17 There is substance in what Mr Smallbone says. Questions (a) to (d), viewed separately from question (e), may well turn upon factual matters requiring investigation. There was reference, during the hearing, to a course which might see those questions addressed according to certain assumptions on factual matters. That is not a desirable course. Assumptions (as distinct from agreed facts) would put matters into a hypothetical realm which, if it turned out to be different from the real world, would mean that time and effort had been wasted, rather than saved, through the separate determination.

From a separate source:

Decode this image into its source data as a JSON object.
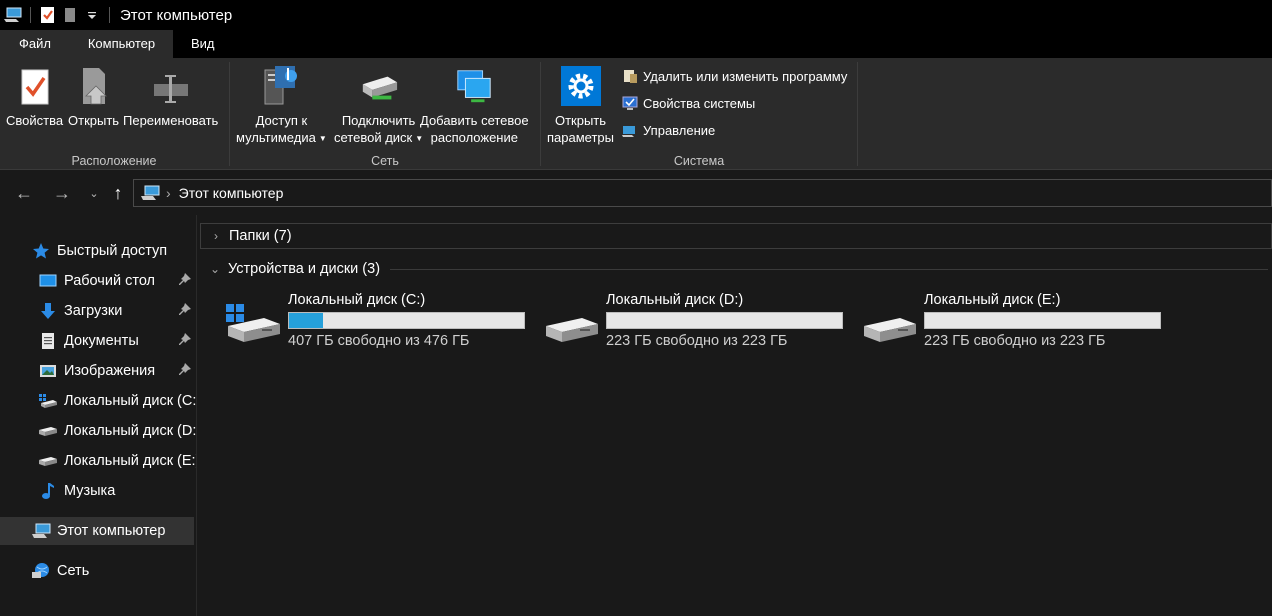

18 I am not satisfied that efficient resolution of these proceedings would be assisted by separate determination of questions (a) to (e) or by separate determination of questions (a) to (d). To the extent that the outcome turns upon questions of construction of the trust deed and directors’ resolutions, those questions will best be addressed in the context of facts as found rather than being approached in an insulated way and on some hypothetical or assumed basis. Overall, I am of the opinion that this is one of the cases to which the following observation of Kirby and Callinan JJ in Tepko Pty Ltd v Water Board (2001) 206 CLR 1 at p.55 applies:
- “The attractions of trials of issues rather than of cases in their totality are often more chimerical than real.”
19 The notice of motion is dismissed with costs.